Construction-specific relevance
Construction environments create particular challenges for route clarity. Work may be spread across multiple sites, projects and employers. People may report operationally to one person, contractually to another and functionally to another part of the organisation. Supervisors may be close enough to notice concerns but may not have full authority to act. Site teams may rely heavily on informal judgement, while formal processes sit elsewhere.
Discovery and Route Mapping helps make sense of this complexity.
It considers how responsibility works across:
⚫ head office and site teams
⚫ project and operational structures
⚫ principal contractor and subcontractor relationships
⚫ permanent, temporary and agency workers
⚫ supervisors, managers and functional specialists
⚫ formal policy routes and informal site practice
The goal is to make the route usable in the real world, not just correct on paper.

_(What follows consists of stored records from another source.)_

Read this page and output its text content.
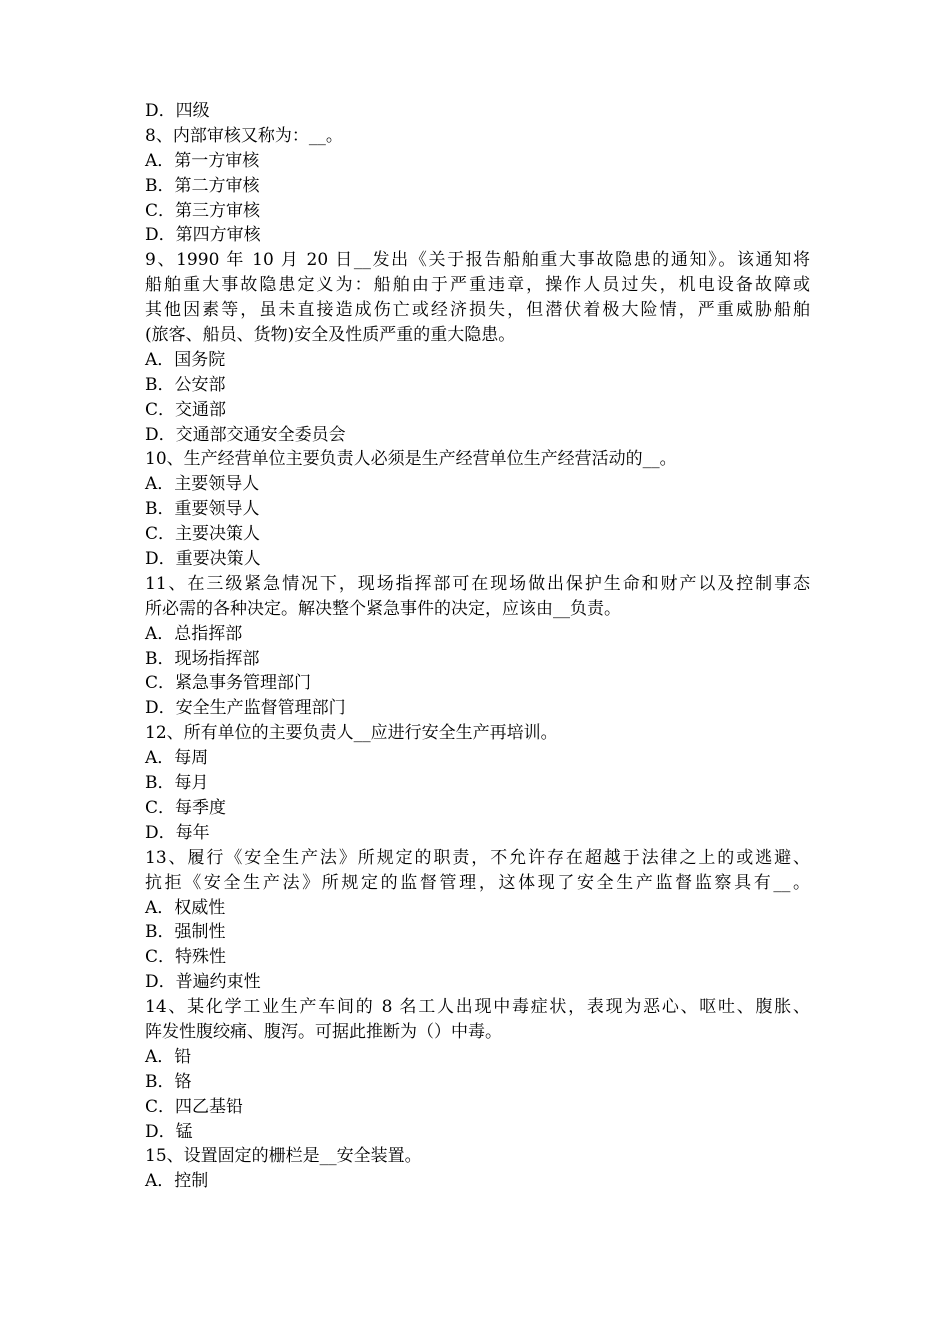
D．四级
8、内部审核又称为：__。
A．第一方审核
B．第二方审核
C．第三方审核
D．第四方审核
9、1990 年 10 月 20 日__发出《关于报告船舶重大事故隐患的通知》。该通知将
船舶重大事故隐患定义为：船舶由于严重违章，操作人员过失，机电设备故障或
其他因素等，虽未直接造成伤亡或经济损失，但潜伏着极大险情，严重威胁船舶
(旅客、船员、货物)安全及性质严重的重大隐患。
A．国务院
B．公安部
C．交通部
D．交通部交通安全委员会
10、生产经营单位主要负责人必须是生产经营单位生产经营活动的__。
A．主要领导人
B．重要领导人
C．主要决策人
D．重要决策人
11、在三级紧急情况下，现场指挥部可在现场做出保护生命和财产以及控制事态
所必需的各种决定。解决整个紧急事件的决定，应该由__负责。
A．总指挥部
B．现场指挥部
C．紧急事务管理部门
D．安全生产监督管理部门
12、所有单位的主要负责人__应进行安全生产再培训。
A．每周
B．每月
C．每季度
D．每年
13、履行《安全生产法》所规定的职责，不允许存在超越于法律之上的或逃避、
抗拒《安全生产法》所规定的监督管理，这体现了安全生产监督监察具有__。
A．权威性
B．强制性
C．特殊性
D．普遍约束性
14、某化学工业生产车间的 8 名工人出现中毒症状，表现为恶心、呕吐、腹胀、
阵发性腹绞痛、腹泻。可据此推断为（）中毒。
A．铅
B．铬
C．四乙基铅
D．锰
15、设置固定的栅栏是__安全装置。
A．控制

Typical outputs from Discovery and Route Mapping
The outputs from this stage may vary depending on the organisation, but they may include:
⚫ a route map of existing support and escalation pathways
⚫ a summary of current policies, services and responsibilities
⚫ identification of unclear handover points
⚫ observations on where routes may be underused or misunderstood
⚫ practical risks linked to role confusion or boundary drift
⚫ recommendations for what should be clarified before delivery
⚫ suggested emphasis areas for the pilot or workshops
⚫ early themes to test during programme delivery
⚫ a basis for post-delivery recommendations
These outputs are intended to be practical and usable. They help the organisation understand the current position and give the pilot or programme a stronger foundation.
What this stage does not do
Discovery and Route Mapping is not a clinical assessment, investigation or judgement of individual cases. It does not diagnose people, review personal circumstances in detail or take ownership of employee support needs.

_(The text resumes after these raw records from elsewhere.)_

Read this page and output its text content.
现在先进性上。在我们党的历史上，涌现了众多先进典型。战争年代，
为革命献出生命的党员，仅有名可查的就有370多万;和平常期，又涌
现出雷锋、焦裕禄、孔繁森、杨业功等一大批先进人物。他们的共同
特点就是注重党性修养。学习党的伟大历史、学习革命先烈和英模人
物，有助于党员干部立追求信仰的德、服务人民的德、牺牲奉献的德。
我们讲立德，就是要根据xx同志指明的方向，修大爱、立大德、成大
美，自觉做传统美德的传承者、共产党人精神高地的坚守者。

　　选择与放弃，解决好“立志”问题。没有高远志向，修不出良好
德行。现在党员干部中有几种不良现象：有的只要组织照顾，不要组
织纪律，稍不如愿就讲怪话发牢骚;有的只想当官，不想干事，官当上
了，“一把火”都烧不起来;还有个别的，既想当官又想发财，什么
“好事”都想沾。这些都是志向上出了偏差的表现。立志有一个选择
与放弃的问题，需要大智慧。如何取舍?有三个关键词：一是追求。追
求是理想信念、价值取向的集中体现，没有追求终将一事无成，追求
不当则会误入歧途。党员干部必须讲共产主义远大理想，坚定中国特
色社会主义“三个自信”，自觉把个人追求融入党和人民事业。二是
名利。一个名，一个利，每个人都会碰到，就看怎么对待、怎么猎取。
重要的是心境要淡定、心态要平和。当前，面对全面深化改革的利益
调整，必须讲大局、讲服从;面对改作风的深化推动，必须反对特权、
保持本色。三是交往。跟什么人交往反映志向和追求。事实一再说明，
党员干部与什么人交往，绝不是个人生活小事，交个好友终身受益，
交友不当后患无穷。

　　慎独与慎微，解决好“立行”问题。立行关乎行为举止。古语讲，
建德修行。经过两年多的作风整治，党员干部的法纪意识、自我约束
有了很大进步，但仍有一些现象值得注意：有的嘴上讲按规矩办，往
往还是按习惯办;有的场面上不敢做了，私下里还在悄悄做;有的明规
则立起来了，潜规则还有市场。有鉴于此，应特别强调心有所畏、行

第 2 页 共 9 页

It also does not replace HR, H&S, occupational health, safeguarding, EAP provision, line management or existing organisational governance. Instead, it helps the organisation understand whether those routes are clear, connected and usable.
This distinction is important. Glass Elephant supports the organisation to strengthen its own system. It does not become the system.
Summary
Discovery and Route Mapping is the stage where Glass Elephant examines how recognition, response, escalation and ownership work in practice. It identifies the existing routes, tests their clarity, highlights practical gaps and prepares the organisation for more relevant pilot or programme delivery.
This stage helps organisations move beyond the question, “Do we have support in place?” and towards the more useful question:
“Can people recognise a concern, respond appropriately and move it through the right route with confidence?”
That question sits at the heart of the Glass Elephant approach.